Open Squash is building a new eight-court facility on Pearl Street in the financial district to open later this year and plans to open a nine- or ten-court complex on Clark Street in Brooklyn in 2024. 

The nine-court ‘412 Squash Center’ opened before Christmas at the Spence School in new York’s Upper East Side (albeit accessible only to pupils, parents, alumni of the school). 

Nicol Squash, the brainchild of former world no.1 Peter Nicol, recently opened a street-level, walk-in squash centre with four courts and reportedly has plans to expand into New Jersey. StreetSquash is also opening its eight courts in Harlem to the local community. 

“I see amazing passion, artistry and interest in the squash community over here,” stated Gibralter. “There is significant squash growth.” 
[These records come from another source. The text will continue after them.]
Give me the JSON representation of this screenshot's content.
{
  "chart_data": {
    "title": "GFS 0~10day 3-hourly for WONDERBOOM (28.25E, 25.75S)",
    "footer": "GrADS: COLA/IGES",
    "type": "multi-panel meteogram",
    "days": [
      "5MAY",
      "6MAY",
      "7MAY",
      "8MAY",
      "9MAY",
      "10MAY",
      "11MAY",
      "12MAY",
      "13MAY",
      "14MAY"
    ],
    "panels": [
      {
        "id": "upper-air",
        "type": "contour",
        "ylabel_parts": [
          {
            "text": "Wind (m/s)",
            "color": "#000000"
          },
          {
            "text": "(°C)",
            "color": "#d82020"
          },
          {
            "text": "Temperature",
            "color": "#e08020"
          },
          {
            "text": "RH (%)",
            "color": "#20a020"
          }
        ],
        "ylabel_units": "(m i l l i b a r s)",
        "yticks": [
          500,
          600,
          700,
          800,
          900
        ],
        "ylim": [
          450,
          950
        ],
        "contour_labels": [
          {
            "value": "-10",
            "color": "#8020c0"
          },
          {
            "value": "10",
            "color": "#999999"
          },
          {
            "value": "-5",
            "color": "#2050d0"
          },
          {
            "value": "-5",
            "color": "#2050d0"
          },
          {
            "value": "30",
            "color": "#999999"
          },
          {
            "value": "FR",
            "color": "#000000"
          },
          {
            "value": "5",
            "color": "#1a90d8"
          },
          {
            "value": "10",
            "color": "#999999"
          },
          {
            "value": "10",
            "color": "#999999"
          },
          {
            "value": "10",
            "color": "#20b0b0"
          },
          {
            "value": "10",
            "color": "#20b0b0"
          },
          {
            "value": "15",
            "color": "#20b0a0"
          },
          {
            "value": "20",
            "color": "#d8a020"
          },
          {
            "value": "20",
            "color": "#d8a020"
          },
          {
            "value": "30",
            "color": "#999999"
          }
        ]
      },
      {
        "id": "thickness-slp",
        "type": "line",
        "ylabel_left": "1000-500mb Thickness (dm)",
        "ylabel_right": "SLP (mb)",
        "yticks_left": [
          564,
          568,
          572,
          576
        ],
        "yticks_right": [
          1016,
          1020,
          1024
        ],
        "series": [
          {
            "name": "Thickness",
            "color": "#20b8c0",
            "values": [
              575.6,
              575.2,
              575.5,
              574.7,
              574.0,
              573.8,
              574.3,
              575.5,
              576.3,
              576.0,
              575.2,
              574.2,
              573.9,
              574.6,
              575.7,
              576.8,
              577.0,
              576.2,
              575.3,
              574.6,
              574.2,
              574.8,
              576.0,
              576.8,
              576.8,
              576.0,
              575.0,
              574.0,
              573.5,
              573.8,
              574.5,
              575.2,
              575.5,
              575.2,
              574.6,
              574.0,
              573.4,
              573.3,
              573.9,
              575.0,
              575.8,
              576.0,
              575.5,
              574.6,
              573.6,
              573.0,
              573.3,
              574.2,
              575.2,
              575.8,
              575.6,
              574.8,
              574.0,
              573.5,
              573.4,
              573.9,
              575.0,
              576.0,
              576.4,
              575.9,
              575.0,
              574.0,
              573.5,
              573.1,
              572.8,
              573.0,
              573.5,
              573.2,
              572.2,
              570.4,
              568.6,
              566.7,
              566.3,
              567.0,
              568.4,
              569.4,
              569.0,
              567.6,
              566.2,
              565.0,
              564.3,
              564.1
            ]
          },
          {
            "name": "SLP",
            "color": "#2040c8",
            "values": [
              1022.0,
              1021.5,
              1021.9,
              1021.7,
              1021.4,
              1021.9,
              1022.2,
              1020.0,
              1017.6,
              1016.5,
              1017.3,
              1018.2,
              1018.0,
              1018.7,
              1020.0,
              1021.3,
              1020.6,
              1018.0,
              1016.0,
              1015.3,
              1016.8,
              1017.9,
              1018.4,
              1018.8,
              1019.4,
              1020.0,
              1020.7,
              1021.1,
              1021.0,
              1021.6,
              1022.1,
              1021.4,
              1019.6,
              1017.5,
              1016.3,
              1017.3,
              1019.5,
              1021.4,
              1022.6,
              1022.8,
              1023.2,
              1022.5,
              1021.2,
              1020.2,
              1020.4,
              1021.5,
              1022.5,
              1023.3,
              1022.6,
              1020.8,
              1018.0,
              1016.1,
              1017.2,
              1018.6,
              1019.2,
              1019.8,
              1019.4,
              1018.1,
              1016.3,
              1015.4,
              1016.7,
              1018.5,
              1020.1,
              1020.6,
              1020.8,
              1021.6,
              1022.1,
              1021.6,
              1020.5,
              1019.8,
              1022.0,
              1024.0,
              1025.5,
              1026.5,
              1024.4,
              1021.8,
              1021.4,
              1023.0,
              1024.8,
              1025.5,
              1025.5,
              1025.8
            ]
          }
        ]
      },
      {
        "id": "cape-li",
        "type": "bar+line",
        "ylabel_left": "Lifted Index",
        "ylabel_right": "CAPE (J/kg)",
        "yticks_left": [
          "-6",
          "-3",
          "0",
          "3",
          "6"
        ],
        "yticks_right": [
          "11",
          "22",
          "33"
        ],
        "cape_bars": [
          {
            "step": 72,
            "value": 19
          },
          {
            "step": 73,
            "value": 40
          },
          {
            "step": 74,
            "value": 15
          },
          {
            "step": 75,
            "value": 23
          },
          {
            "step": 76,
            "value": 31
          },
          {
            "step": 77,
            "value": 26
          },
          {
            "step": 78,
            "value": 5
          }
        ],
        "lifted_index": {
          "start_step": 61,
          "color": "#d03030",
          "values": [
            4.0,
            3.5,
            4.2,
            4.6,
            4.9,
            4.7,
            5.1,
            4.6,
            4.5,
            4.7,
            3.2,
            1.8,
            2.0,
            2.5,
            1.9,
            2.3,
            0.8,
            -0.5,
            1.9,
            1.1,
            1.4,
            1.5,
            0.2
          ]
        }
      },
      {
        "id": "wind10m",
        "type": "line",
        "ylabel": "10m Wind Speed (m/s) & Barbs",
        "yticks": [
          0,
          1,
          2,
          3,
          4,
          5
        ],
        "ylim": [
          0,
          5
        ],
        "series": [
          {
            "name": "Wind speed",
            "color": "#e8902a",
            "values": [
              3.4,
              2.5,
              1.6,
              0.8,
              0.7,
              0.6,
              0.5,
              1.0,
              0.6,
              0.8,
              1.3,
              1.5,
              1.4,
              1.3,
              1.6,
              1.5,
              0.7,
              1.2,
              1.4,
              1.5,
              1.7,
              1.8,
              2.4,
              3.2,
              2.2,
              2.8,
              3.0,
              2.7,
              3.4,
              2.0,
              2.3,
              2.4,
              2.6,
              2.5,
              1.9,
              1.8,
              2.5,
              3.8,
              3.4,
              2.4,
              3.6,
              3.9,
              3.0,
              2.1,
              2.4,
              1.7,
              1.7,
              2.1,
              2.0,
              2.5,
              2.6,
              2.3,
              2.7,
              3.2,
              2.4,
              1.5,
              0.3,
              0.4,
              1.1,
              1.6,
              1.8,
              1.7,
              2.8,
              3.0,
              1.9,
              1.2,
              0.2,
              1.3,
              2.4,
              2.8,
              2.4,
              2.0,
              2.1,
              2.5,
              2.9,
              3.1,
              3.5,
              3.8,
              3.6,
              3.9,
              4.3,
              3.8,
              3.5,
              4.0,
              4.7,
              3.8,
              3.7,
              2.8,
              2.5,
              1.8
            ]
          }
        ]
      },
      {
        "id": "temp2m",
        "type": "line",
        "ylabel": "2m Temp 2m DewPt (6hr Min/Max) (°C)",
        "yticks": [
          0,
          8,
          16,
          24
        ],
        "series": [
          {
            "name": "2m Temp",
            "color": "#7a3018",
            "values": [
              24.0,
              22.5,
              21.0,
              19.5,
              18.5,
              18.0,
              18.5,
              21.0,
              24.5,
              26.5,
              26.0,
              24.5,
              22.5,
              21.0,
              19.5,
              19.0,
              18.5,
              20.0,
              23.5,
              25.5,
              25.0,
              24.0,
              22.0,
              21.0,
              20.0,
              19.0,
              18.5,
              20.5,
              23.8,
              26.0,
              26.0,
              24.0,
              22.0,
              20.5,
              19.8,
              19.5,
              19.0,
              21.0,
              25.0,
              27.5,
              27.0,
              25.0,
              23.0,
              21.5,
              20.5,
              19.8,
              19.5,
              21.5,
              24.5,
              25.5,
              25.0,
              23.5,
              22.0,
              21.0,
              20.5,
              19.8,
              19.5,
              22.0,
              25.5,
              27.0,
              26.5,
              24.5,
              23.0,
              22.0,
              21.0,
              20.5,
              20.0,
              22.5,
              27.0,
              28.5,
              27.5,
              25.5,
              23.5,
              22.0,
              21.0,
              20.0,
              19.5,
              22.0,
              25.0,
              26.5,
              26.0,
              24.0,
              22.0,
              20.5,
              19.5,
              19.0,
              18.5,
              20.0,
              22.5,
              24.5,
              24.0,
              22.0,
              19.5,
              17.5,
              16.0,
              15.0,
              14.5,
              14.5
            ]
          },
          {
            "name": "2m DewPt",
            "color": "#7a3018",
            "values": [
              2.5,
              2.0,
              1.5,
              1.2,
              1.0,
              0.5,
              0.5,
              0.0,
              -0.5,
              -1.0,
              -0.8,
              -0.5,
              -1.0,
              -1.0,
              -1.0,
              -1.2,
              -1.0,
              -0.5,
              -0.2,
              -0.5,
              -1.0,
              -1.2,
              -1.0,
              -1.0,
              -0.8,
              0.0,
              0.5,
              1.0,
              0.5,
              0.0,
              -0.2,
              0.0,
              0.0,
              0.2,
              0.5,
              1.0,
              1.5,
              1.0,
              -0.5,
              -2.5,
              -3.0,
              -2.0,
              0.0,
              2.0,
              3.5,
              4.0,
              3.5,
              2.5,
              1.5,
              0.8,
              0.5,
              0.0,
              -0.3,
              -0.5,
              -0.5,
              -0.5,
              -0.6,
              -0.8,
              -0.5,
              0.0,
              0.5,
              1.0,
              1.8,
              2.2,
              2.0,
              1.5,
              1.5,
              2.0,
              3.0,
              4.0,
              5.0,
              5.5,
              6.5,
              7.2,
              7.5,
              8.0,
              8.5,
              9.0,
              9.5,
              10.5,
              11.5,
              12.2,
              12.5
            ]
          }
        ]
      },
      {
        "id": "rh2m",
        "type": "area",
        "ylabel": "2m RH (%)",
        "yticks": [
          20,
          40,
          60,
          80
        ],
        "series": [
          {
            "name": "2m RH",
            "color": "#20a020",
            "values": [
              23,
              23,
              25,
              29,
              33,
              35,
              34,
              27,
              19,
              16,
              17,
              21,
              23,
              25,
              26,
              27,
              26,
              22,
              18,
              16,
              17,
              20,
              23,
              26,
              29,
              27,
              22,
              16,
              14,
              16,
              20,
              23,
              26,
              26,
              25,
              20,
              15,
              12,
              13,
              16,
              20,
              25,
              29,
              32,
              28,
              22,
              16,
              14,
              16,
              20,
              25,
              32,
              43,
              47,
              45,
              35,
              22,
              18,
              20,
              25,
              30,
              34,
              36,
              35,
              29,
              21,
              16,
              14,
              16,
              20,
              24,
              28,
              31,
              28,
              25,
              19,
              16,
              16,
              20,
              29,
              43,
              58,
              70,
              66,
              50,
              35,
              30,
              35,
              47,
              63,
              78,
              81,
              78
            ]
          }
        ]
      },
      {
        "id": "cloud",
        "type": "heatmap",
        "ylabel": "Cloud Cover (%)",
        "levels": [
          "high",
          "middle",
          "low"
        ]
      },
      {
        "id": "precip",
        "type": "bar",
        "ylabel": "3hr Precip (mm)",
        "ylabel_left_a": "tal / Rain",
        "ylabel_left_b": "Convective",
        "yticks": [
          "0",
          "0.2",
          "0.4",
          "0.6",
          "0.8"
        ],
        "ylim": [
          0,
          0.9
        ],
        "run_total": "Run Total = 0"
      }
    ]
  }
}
The SEA has become a strong vehicle through which squash infrastructure is growing across the country, something which Gibralter hopes to accelerate in his new role as SEA’s Director of Growth. 

A former hardball pro and no.1 player at Amherst College in Massachusetts, Gibralter has spent most of his career in advertising. He created the world’s first open-air steel squash court in 2020 at Maspeth Welding in Queens. It has since welcomed more than 1000 visitors and hosted amateur and professional tournaments. It is surrounded by steel sculptures and street art. “It continues to grow like a horticultural garden,” he says. 

Gibralter (right) on his steel court in Maspeth, New York

He began volunteering as a coach and mentor to young people at StreetSquash in Harlem (SEA’s second-oldest member) in 1999. In 2004, he was named US Squash’s ‘Volunteer Coach of the Year’. 

On his new SEA role, he comments: “SEA is growing and doing really amazing, positive things. My new role is to collect the wisdom of the pioneers, help inspire, train and develop the talent of the future. It doesn’t feel much like work! It’s just a pleasure. 

“Getting the eight-court facility in Bridgeport up and going is going to be crucial. It involves so many exciting aspects – architecture, creation of a programme and development of a very diverse community, to name a few.” 

It is just one of the reasons that Gibralter is keen to offer a counter-argument to those forecasting the demise of squash in the USA and elsewhere. 

“There are a lot of alpha dogs out there with so many opinions who like to tell us the sky is falling in,” he says. “That’s not what I see. In the US you will find tremendous commercial, institutional and parental support for junior squash. It’s the motherload, the growth engine and the sport is here to stay.”